As depicted in Figure 2, in all cases, the bridge structure converges to a clear and reasonable topological result. In Case 1, both the lateral supports and the longitudinal supports branch into four rods. In Case 2, neither the lateral supports nor the longitudinal supports branch; both are solid, continuous structures. In Case 3, the left and right supports are solid continuous structures, while the upper part of the longitudinal support is a continuous structure, and the lower part branches into four members. In Case 4, the left and right supports are solid continuous structures, while the longitudinal support branches into four members and is locally reinforced on both sides. Intuitively speaking, the final topology obtained by the PTO method is smoother than that obtained by the BESO method. Under four operating conditions, the maximum stress in the structure occurs at the same location, namely the fixed corner, indicated by the red circle. This also demonstrates the accuracy and effectiveness of the two heuristic algorithms in calculating structural stress.

As listed in Table 1, PTO has tremendous advantages over BESO methods in terms of total optimization and each iteration, which illustrates that PTO has obvious merit in terms of calculational efficiency. As the p-norm increases in BESO, the structural stress decreases, but the structural compliance gradually increases. For Case 2 with p = 2, the maximum stress in the PTO method is smaller than that in BESO, explaining that the PTO method has advantages in terms of trace amounts in the maximum stress, but the structural compliance in BESO is smaller than that in PTO. For Cases 3 and 4, the maximum stresses in BESO are smaller than those in PTO, but the structural compliances in PTO are smaller than those in BESO. The above analysis indicates that BESO has advantages in the maximum stress calculation, while sacrificing structural compliance.

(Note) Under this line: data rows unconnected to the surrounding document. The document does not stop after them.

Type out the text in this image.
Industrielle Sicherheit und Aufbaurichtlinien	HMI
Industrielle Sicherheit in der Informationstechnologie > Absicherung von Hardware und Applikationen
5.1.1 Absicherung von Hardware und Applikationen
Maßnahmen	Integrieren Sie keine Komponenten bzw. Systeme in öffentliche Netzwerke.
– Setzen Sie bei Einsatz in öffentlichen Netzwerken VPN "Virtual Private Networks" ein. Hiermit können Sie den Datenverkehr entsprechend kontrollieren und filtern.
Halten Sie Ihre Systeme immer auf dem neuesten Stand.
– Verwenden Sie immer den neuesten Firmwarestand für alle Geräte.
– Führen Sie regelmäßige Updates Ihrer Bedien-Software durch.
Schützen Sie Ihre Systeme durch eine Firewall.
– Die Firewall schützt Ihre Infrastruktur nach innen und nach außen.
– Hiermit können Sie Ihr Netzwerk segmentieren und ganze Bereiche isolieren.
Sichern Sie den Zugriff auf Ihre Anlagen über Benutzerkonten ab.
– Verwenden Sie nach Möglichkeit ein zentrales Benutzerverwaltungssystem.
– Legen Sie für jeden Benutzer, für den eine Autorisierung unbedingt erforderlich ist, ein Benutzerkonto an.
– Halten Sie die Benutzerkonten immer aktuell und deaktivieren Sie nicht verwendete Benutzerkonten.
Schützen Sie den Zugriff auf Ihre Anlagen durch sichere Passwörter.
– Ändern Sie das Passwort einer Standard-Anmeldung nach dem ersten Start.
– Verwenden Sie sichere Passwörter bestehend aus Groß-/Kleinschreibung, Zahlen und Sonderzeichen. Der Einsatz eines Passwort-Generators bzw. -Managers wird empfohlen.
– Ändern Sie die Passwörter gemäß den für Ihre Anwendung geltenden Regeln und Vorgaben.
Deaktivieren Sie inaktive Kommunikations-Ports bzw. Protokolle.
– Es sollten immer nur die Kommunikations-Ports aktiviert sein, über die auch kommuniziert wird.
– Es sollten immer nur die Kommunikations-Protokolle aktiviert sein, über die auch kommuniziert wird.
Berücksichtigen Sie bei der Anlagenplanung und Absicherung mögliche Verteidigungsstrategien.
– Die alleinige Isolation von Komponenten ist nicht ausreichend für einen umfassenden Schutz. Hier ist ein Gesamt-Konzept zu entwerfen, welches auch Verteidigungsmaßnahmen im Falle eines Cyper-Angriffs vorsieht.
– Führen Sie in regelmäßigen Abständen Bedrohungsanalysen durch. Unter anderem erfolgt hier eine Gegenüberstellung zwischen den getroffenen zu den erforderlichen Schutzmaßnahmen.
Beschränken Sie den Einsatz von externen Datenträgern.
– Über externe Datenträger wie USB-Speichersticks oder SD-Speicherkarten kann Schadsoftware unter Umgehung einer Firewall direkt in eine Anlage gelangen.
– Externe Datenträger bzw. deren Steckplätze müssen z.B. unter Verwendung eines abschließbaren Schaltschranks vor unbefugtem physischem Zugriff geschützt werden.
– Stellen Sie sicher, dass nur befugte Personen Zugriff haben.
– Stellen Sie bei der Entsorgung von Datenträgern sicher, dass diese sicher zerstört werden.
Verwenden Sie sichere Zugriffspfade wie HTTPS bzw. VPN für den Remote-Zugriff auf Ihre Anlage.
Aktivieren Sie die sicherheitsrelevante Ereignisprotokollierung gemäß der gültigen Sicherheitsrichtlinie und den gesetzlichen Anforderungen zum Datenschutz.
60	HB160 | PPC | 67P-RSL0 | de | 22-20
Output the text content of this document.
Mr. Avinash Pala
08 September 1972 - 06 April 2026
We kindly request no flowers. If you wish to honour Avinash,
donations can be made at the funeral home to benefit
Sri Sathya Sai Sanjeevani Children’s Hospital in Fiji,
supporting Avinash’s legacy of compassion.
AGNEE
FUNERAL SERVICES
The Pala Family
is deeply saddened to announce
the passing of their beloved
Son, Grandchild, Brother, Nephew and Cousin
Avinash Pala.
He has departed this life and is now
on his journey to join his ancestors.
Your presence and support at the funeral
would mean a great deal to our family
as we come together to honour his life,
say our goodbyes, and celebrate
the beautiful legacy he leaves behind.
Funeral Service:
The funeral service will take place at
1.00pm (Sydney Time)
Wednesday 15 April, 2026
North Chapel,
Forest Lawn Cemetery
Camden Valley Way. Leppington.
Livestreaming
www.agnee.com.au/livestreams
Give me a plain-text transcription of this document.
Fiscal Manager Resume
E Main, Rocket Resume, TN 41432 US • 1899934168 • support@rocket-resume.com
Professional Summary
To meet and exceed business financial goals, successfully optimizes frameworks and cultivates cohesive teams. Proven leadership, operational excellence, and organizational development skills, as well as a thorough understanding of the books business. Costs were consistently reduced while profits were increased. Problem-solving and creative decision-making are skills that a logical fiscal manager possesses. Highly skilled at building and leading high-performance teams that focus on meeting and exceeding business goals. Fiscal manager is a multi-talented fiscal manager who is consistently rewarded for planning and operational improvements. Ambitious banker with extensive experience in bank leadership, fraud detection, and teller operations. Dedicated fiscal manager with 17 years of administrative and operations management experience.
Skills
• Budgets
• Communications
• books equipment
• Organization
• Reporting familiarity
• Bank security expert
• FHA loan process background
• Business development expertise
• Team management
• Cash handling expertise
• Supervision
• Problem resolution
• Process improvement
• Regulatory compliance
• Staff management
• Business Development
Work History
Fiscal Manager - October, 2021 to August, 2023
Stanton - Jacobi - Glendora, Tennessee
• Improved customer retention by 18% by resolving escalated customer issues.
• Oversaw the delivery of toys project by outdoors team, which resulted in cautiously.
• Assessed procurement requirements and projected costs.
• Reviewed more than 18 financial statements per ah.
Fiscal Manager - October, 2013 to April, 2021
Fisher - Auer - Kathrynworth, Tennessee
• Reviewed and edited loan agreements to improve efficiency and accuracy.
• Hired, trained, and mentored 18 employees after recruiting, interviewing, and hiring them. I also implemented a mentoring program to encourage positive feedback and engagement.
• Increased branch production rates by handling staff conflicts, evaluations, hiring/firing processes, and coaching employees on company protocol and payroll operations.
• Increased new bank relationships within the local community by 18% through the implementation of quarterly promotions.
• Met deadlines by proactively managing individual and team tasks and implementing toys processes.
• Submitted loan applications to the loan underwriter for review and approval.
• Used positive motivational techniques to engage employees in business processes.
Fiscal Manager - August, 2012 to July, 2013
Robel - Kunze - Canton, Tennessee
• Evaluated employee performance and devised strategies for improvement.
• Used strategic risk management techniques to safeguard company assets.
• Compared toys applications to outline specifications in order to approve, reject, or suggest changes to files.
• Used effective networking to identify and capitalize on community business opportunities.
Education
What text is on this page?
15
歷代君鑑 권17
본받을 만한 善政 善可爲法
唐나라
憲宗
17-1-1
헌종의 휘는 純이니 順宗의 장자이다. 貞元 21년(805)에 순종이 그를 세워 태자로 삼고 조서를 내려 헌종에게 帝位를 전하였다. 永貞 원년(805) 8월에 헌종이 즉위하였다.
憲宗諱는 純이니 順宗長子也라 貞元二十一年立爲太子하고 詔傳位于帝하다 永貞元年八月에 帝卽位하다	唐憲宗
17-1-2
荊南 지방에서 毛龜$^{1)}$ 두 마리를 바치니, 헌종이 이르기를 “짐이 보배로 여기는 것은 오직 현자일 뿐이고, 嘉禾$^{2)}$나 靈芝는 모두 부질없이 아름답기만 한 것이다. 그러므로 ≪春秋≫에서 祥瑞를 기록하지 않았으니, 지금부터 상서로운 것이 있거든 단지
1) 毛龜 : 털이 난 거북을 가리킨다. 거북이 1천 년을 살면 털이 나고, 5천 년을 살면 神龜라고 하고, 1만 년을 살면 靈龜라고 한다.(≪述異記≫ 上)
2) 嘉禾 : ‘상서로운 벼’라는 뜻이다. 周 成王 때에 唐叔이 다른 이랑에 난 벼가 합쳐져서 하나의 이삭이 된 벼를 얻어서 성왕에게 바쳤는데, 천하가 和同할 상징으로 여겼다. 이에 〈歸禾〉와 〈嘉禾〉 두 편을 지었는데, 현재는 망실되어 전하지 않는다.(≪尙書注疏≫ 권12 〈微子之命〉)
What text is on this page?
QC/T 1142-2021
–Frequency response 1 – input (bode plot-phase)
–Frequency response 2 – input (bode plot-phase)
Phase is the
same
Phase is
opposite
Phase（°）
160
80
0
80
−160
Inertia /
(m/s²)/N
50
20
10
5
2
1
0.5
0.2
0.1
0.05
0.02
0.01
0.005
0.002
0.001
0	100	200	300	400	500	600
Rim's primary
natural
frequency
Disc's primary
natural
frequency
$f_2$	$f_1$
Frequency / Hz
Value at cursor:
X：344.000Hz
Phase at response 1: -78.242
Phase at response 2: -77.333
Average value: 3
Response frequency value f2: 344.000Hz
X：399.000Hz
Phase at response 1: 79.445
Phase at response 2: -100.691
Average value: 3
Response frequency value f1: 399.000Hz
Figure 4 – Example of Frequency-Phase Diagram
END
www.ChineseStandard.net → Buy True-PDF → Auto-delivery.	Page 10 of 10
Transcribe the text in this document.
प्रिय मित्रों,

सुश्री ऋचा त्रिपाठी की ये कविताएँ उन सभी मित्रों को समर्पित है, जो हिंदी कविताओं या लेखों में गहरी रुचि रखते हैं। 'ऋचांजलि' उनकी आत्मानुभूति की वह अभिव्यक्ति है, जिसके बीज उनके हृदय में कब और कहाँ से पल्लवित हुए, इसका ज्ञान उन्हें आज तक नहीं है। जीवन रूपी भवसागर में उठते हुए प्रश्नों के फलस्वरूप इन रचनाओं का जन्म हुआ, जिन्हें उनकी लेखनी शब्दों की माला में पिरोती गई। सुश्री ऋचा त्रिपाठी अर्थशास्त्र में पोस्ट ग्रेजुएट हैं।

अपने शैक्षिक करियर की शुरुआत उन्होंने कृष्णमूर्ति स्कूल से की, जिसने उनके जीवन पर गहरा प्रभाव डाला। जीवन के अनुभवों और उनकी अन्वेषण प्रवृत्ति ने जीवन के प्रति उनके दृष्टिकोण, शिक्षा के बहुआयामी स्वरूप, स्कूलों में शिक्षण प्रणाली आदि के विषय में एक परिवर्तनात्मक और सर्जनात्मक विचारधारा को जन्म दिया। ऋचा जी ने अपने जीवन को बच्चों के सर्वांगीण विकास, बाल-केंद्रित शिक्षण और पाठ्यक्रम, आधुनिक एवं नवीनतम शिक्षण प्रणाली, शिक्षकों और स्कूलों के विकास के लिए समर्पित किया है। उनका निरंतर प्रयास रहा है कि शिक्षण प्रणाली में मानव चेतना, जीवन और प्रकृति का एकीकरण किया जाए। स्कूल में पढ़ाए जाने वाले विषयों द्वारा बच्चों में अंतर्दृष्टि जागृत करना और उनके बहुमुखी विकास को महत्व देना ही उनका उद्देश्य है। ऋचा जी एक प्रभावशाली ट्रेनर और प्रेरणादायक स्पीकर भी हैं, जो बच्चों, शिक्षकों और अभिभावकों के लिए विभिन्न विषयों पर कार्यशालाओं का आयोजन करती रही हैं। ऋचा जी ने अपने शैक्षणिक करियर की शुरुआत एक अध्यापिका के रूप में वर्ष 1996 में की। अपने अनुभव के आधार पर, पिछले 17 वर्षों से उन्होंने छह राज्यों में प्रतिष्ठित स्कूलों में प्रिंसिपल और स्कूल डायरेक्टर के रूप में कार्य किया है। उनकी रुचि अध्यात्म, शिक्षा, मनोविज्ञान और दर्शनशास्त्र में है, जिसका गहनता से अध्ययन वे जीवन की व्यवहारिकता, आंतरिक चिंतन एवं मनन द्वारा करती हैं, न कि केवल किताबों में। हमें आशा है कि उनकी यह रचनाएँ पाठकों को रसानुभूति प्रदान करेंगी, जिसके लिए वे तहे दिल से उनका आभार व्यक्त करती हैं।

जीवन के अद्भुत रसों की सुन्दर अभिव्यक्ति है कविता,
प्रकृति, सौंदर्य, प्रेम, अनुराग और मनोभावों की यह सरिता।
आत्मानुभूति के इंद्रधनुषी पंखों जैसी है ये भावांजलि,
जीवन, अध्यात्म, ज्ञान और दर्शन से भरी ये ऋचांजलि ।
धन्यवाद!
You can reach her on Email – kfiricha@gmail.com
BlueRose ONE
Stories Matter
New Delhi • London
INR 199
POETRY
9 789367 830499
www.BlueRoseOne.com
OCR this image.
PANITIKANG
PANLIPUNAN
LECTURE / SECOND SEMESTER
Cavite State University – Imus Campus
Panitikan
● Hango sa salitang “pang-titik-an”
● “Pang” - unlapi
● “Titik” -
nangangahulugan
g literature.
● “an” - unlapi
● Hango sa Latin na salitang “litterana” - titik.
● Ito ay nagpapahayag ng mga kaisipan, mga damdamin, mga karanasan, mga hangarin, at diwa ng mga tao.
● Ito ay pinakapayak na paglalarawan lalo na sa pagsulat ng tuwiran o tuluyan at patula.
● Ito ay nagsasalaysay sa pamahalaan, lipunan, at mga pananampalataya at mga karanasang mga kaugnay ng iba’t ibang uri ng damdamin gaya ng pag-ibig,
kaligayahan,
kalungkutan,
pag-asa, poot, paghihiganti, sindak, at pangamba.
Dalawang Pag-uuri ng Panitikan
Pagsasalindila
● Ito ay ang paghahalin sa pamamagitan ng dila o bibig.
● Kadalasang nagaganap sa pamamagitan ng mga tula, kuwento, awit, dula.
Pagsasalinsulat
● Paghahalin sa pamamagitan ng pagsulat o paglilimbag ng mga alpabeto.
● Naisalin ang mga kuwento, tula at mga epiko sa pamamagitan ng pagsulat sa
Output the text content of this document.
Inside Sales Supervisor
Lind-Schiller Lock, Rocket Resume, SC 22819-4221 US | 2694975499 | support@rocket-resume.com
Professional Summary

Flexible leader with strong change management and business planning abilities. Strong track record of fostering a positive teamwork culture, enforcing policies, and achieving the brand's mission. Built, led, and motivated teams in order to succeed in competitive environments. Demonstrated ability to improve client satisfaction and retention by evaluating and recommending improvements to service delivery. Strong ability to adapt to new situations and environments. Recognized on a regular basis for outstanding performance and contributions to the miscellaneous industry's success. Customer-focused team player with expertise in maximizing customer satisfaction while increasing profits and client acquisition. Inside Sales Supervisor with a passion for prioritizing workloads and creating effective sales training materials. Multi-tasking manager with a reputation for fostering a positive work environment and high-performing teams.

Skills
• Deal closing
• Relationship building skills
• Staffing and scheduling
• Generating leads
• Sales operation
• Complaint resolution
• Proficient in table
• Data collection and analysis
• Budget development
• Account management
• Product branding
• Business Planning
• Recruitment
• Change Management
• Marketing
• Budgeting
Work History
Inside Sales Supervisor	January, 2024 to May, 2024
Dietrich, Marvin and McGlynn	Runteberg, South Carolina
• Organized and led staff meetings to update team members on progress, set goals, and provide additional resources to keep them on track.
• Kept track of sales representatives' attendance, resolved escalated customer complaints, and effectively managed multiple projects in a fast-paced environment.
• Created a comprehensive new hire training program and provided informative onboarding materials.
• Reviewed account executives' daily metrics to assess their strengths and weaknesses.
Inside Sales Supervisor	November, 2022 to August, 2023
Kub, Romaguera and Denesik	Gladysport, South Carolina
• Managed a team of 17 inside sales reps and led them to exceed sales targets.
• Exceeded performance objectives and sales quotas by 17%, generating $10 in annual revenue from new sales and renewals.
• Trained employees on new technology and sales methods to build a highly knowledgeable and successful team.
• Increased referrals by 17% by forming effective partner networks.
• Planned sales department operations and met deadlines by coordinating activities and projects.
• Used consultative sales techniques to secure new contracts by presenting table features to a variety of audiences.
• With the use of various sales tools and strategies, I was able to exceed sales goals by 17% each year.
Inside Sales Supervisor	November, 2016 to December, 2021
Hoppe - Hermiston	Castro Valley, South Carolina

As depicted in Figure 3, the four cases stably converge with the final designs. PTO optimizes from a uniform density of 0.3, and the stress value first decreases and then stabilizes at a certain value. The BESO method starts with full designs, and the iteration curves are more stable than those in PTO. Case 2 gradually increases to a certain value of 6.792, and Cases 3 and 4 are stable enough during the optimization, due to the increase in p-norm.

4. Conclusions

This paper first investigates the calculational efficiency and accuracy of heuristic algorithms in solving the stress minimization problem. The methods considered are BESO and PTO methods; both of them are density-based optimization methods. BESO is sensitive, while PTO is insensitive. A numerical example explains that PTO has unparalleled advantages over BESO in calculation efficiency. For a 3D bridge structure with p = 2, the final stress values in PTO are smaller than those obtained in BESO. In BESO, the stress value gradually decreases with the increase in p, and the compliance obtained by p = 3 and p = 4 is greater than that obtained by PTO. This situation explains that the calculational accuracy in stress and compliance calculation is problem-dependent. Hence, if the engineering requirement in calculational accuracy is not high, we can fully use the PTO method to solve the stress-related optimization problem, due to its unparalleled efficiency.